References in the content below refer to the PBMEF Guide.
Definitions
Percent of people with new and relapse drug- sensitive tuberculosis (DS-TB) (bacteriologically confirmed or clinically diagnosed, pulmonary or extrapulmonary) who were notified in a specified period that were cured or treatment completed, among the total people with new and relapse TB who were initiated on treatment during the same reporting period (excluding those moved to rifampicin-resistant (RR) treatment cohort).
Treatment outcomes are defined by the time period of initiation on treatment; e.g., “2018 cases successfully treated” reflect those who were initiated on treatment in 2018, even though treatment may have extended into 2019. For this reason, reports of treatment outcome data lag by one year.
Calculation: (Numerator/Denominator) x 100
Numerator
Denominator
Ref # |
DS_TSR
(Previously SS-1) |
Tier Level |
Core Indicator
|
Category |
Cure
|
Type |
Core Outcome
|
Unit of Measure |
Percent of people
|
Data Type |
Percentage
|
Disaggregations |
Age (<15, 15+)
Sex
HIV Status
|
Reporting Level |
All Core PBMEF indicators should be reported at the national level; data may also be collected subnationally for more granular monitoring.
|
Reporting Frequency |
This indicator should be reported on a semiannual basis at a minimum. More frequent monitoring on a quarterly, monthly, or real-time basis is recommended. Performance plans and reports (PPRs) for this indicator are based on calendar year (CY) periodicity to reflect national level attainment and align with the USAID congressional reporting requirements.
|
This indicator is reported by National TB Program (NTP) official records. Quarterly report on TB treatment outcomes in the basic management unit and Form 07: Combined annual outcomes report for basic TB and for RR-/multidrug-resistant (MDR)-TB.
This standard World Health Organization (WHO) indicator can also be calculated using the WHO database. The variable for the numerator is newrel_succ and the denominator is newrel_coh.

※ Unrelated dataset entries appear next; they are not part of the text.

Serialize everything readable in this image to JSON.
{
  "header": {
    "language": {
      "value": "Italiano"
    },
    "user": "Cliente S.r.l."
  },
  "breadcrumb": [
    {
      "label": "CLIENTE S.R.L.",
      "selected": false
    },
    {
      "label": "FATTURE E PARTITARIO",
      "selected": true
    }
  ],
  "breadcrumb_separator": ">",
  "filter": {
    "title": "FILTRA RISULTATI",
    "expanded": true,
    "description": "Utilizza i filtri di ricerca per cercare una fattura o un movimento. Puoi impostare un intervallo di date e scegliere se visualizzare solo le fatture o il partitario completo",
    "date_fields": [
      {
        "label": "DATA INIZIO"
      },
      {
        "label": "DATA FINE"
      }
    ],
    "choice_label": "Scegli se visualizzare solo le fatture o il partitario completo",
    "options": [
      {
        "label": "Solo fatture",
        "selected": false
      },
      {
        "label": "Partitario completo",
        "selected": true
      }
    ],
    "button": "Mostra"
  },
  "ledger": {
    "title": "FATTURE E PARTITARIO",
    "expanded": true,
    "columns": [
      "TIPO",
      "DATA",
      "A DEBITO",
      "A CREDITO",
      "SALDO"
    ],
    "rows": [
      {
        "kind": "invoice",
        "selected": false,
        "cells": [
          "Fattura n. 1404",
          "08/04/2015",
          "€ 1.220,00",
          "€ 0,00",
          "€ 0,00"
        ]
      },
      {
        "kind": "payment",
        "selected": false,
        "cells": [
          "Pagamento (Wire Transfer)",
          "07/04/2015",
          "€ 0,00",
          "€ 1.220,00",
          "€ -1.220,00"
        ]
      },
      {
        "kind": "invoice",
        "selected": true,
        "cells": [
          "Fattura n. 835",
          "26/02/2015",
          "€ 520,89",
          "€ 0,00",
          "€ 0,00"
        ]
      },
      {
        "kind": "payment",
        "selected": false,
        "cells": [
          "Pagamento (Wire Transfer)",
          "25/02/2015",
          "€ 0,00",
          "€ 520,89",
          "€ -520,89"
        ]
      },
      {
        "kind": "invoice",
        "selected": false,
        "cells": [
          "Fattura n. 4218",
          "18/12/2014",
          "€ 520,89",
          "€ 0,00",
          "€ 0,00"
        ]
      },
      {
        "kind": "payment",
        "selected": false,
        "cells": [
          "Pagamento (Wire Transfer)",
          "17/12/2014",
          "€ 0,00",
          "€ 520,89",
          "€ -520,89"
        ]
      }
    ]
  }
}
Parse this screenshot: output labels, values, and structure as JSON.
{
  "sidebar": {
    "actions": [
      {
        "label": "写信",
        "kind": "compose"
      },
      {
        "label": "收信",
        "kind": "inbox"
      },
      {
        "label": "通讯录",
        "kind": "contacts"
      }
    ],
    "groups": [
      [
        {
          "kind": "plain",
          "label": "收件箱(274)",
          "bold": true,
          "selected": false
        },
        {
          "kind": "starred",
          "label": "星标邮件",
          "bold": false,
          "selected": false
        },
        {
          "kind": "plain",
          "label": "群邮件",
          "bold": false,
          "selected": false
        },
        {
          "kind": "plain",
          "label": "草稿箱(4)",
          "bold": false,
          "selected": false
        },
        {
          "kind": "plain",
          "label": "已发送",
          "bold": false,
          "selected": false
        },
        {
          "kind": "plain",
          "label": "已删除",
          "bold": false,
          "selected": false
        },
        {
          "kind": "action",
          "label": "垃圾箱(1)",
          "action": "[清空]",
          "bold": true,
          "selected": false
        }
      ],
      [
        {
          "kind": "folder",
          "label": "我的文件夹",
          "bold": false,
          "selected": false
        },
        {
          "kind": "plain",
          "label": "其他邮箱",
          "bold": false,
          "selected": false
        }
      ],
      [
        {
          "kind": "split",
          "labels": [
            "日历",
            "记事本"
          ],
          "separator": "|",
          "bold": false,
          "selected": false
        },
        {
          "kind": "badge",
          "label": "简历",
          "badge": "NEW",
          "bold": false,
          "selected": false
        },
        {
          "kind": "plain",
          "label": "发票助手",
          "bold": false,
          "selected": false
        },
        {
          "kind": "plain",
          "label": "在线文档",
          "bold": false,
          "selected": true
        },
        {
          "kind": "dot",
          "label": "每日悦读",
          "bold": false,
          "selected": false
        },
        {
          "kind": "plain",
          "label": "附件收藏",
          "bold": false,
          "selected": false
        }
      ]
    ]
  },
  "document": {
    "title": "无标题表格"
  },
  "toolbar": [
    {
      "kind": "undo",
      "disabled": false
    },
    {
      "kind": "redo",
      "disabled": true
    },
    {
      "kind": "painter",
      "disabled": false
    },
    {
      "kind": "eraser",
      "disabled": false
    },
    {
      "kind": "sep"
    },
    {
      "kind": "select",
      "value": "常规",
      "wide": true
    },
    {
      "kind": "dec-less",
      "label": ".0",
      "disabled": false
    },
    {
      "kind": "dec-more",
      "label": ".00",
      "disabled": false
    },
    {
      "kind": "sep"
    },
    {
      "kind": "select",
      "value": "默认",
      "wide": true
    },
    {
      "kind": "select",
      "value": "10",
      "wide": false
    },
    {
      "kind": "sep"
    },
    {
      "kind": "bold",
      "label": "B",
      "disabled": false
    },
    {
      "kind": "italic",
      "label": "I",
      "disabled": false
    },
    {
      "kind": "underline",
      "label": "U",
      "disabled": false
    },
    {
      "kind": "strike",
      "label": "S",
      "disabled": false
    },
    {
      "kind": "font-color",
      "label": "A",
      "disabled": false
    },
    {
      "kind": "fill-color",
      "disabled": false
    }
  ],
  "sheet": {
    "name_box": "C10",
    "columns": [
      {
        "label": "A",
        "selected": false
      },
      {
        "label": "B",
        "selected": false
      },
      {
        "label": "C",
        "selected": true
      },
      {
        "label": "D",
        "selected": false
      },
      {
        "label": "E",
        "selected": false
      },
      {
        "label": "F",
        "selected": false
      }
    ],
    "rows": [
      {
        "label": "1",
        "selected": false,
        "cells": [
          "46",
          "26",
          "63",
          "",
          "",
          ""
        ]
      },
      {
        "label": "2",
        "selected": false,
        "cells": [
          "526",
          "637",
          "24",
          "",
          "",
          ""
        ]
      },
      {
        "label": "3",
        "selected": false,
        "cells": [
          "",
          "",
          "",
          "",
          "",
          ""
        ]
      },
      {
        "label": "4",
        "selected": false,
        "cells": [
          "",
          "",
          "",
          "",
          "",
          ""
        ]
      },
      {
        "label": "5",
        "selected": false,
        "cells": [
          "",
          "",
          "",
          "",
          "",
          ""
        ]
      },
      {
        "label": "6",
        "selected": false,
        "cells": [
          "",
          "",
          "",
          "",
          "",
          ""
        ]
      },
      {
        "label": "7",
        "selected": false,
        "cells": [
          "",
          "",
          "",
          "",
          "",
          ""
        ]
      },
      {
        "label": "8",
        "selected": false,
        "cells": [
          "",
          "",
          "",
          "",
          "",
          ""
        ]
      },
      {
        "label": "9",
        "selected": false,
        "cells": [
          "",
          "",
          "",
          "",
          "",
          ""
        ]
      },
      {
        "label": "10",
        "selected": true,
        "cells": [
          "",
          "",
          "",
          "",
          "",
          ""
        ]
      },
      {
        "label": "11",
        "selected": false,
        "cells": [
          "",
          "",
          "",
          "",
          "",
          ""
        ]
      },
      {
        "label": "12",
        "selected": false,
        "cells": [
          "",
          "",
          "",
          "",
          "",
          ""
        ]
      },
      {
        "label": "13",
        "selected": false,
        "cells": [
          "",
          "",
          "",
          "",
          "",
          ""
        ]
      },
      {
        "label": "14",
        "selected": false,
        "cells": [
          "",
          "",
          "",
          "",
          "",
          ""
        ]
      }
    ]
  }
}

Treatment success is an important indicator of the quality of TB services, as it measures the NTP’s capacity to support patients through a complete course of treatment with a favorable outcome. Successful treatment requires a stable supply of TB medications, management of side effects, and various efforts to support people with TB so they can complete the full course of treatment. This indicator measures the successful treatment of a cohort of people with TB, which is essential to prevent the spread of the infection. The treatment success rate allows countries to monitor progress towards meeting global and national targets and to determine whether more resources are required to improve treatment outcomes by reducing death, loss to follow-up (LTFU), and the percent of people with an outcome that is not evaluated.
The latest global treatment outcome data from 2020 show success rates of 95% for TB, just above the End TB Strategy target of 90% by 2025. Detecting and successfully treating a large percent of people with TB should have an immediate impact on TB prevalence and mortality. Low treatment success rates may indicate problems with the treatment regimens being administered, poor treatment management, adverse side effects, or comorbidities leading to death or LTFU. An understanding of why treatment success may be low is important to be able to implement solutions for improving patient care.
TB treatment success rate can be analyzed as a trend showing whether treatment success is stable, improving or decreasing over time, and to compare the rate to national and global treatment success rate targets. A comparison of people with TB initiated on treatment and successfully completing treatment using a cascade of care will highlight the gap in the cascade where some patients were lost during the treatment phase. The gap between treatment initiation and treatment success can be further broken down to understand why patients were unsuccessful with treatment (e.g., death, LTFU, treatment failure, or unknown outcomes). Treatment success rates can also be compared between DS-TB and drug-resistant TB (DR-TB) and TB/HIV, but differences in treatment outcomes among these cohorts should be interpreted with caution; differences in TB epidemiology at the national level, resistance profile, HIV program context, and other factors should be considered.